Fig. 28 shows the piece that will replace the right-side fresh air vent. The flexible duct between this and the A/C unit is connected on both ends with a spring clamp.

Fig. 28

Figs. 29 thru 33 show a '70 Ranger with a factory-installed A/C. In Fig. 29, the yellow arrows point to the two firewall mounting points of the suitcase unit. The one on the left (as you're viewing the picture) is one of the three holes already used with the standard heater box which will also be used for the A/C unit. The one on the right will need to be drilled. The blue arrows point to the other two heater box bolt holes, which will need to be closed off with body plugs, since they're no longer needed. The purple arrow points to the plugs needed to fill the heater core holes for the standard heater box. You will need to drill two holes for the heater core hoses down lower (don't worry, the firewall is already dimpled where you need to drill).

Fig. 29

Fig. 30 shows where the A/C lines enter/exit the cab.
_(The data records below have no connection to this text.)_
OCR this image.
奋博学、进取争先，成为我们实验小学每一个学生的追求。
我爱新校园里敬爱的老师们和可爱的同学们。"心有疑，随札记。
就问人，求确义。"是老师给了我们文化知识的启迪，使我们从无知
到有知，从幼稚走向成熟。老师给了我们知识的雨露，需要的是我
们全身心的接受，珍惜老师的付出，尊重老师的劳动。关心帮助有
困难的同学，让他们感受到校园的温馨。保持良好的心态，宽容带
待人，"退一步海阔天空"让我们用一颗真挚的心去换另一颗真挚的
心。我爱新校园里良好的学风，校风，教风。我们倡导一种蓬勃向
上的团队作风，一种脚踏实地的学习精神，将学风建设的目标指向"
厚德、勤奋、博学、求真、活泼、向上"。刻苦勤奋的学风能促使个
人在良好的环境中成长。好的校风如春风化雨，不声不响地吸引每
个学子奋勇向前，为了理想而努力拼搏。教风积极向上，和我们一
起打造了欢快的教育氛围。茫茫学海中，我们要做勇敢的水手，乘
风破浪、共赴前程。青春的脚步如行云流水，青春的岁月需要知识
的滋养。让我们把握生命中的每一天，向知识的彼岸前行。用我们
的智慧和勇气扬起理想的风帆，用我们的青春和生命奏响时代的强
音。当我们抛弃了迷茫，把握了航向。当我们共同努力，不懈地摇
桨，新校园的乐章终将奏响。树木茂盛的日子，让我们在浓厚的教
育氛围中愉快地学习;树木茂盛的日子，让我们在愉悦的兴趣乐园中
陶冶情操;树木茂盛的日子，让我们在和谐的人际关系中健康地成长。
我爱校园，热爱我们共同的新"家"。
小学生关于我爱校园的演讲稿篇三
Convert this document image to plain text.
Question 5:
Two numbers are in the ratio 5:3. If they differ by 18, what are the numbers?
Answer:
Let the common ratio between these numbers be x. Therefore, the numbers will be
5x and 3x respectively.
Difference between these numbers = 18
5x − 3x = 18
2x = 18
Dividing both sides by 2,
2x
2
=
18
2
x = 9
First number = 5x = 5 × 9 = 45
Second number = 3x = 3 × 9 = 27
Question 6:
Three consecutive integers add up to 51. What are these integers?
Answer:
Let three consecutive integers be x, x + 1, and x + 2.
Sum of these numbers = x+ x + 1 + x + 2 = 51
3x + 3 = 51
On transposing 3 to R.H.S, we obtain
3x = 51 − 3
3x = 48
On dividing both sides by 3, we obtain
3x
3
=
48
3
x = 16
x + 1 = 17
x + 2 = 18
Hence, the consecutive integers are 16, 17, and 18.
There is a rubber grommet here with three holes in it (one for each of the lines and a smaller hole for the wire to the compressor's clutch) and a metal retaining ring, held on with two screws. The firewall will be dimpled where the two screw holes will need to be drilled.

Fig. 30

The condenser and dryer are mounted on the front of the radiator support. There is a grommet similar to the one pictured in Fig. 30 above for the lines, except that this one only has the two holes for the lines. The condenser's mounting-bracket bolt holes should already be drilled in the core support and be outfitted with J-nuts.

Fig. 31

A view of the backside of the radiator support, showing the grommet's retaining ring. The support is dimpled where the two holes for the retaining ring's screws will need to be drilled.

Fig. 32

Here's a view of the underhood area, showing the compressor and lines. The compressor has two which extends down to a stud in the top of the driver's-side exhaust manifold, and another which connects to the water pump area. Note that this setup has the York compressor laying on it's side. However, the factory also occasionally installed this on it's side and had matching support braces.

Fig. 33

It will be updated in the near future with more detailed information and better reference pictures as I complete the A/C installation on my own truck.